Candidate gene identification with genotype-environment
association analysis
We used genotype-environment association (GEA) analysis to identify
candidate genes evolving under specific environmental pressures, and to
estimate their contribution to patterns of local adaptation. Here, we
applied redundancy analysis (RDA), a canonical ordination method that
combines regression and principal components analysis enabling an
estimate of the variance of a set of response variables explained by
multiple constraining or explanatory variables (72 ). In RDA
applied to the GEA studies, explanatory variables are usually
environmental parameters. Response variables correspond to individual
genotypes or to population allele frequencies at each variant position.
We chose to analyze population frequencies over individual genotypes to
reduce computation time and resources.
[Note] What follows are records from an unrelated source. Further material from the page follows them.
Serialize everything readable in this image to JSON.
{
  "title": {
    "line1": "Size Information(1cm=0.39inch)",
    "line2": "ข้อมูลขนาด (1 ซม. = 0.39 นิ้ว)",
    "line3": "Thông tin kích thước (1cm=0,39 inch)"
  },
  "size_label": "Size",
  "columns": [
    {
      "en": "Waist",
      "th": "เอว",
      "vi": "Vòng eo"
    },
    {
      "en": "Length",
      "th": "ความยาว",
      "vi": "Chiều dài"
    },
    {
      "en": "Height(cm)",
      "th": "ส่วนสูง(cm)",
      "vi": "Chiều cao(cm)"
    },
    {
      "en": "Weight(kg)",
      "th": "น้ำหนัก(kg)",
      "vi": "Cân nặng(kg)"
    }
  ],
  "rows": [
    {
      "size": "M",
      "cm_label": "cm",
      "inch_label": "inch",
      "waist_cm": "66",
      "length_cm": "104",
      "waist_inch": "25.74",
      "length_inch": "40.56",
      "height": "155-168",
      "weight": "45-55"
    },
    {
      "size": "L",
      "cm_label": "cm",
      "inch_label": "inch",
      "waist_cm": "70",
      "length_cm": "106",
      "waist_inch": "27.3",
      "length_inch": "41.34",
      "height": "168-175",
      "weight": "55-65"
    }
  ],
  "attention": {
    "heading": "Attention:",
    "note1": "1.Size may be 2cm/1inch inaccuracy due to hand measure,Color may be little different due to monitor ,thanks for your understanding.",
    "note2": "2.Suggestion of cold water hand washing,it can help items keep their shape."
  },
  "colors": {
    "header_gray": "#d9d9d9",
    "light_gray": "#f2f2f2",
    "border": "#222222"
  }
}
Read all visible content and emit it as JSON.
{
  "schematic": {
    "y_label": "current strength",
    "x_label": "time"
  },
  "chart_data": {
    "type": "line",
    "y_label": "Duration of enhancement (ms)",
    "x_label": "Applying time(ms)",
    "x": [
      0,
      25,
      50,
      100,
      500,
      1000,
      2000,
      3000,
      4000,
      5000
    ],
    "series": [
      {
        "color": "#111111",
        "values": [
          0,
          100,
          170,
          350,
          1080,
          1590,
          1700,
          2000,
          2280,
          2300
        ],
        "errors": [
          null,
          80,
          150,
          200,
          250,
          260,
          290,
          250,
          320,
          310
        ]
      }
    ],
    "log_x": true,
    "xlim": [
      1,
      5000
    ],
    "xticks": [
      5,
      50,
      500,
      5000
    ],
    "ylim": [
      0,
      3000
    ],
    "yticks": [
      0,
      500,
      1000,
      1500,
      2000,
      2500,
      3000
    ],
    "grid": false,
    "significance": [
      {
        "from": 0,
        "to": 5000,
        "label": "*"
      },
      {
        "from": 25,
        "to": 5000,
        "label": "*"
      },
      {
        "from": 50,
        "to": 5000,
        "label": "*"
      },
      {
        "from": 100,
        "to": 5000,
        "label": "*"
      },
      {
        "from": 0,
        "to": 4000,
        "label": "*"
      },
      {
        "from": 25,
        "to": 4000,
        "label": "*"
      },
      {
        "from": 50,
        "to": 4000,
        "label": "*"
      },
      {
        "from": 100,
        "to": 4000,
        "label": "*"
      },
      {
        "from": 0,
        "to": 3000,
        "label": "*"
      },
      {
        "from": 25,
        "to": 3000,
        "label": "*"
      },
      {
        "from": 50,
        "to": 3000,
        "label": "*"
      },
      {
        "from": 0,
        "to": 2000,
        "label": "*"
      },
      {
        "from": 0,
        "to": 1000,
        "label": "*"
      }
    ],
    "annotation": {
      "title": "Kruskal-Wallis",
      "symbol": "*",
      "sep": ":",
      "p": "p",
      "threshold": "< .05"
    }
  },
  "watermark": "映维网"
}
We used georeferenced
environmental data extracted for the coordinates corresponding to the
sampling sites and averaged over populations. An initial dataset
specifically selected according to their relevance to mangrove ecology
(73, 74 ) included seven marine parameters from Bio-ORACLE2
(75, 76 ) and MARSPEC (77 ) databases; and six terrestrial
parameters from WorldClim2 (78, 79 ) (Table S7). To control for
correlation among explanatory variables, pairwise correlation
coefficients were computed and averaged for each one of the variables,
and five variables exceeding a cutoff of 0.75 were removed from the
dataset. Based on variance inflation in our RDA model, we further
filtered four more variables for a final set of explanatory variables
that included maximum of sea surface salinity averaged over months
(MS_biogeo10_sss_max_5m, MARSPEC); maximum air temperature of the
warmest month, minimum air temperature of the coldest month and annual
precipitation (BIO5, BIO6 and BIO12, WorldClim). After excluding the
samples of the Australian outgroup population from the ‘Full Dataset’,
the HWE and MAF previously used were applied. Positions with less than
75% of individuals genotyped for each taxon/population were removed for
a final dataset of 2,488,560 SNPs. Because RDA does not allow missing
data, we replaced remaining non-genotyped positions with the major
frequency allele. This approach may hinder genotype-environment signals,
resulting in a higher false-negative rate, but allows us to screen a
larger fraction of the genome.
To identify functional genes under directional selection linked to one
or more of the tested ecological parameters, we searched for loci
showing the highest contribution to the correlation patterns obtained in
the redundancy analysis using the distribution of the loadings of the
SNPs in the ordination space. SNPs loading at the center of the
distribution do not have a relationship with the environmental
explanatory variables. In turn, SNPs loading in the tails are more
likely to be under selection as a function of one or more environmental
predictors. Probability density functions were computed for the loading
distributions of RDA axes, and two-tailed p-values were estimated for
each SNP using on the area under the curve (AUC). We then applied a
significance threshold α = 10-4 to detect loci
putatively under selection. Finally, we used the annotation of our
reference genome (58 ) to survey our set of candidate loci and
identify those located within functionally annotated genes. To visualize
genomic regions of high differential association across our multiple
environmental predictors, per SNP lowest p-values of each one of the
four RDA axes was plotted in a Manhattan plot. In addition, to explore
differential association patterns of candidate genes at the individual
level, we conducted a second RDA using the same environmental predictors
and as response variables, the individual genotypes of the SNP outliers.
The first two RDA axes were plotted for visual inspection, as well as
pairwise Euclidean distances in the ordination space for all the
populations included in the analysis.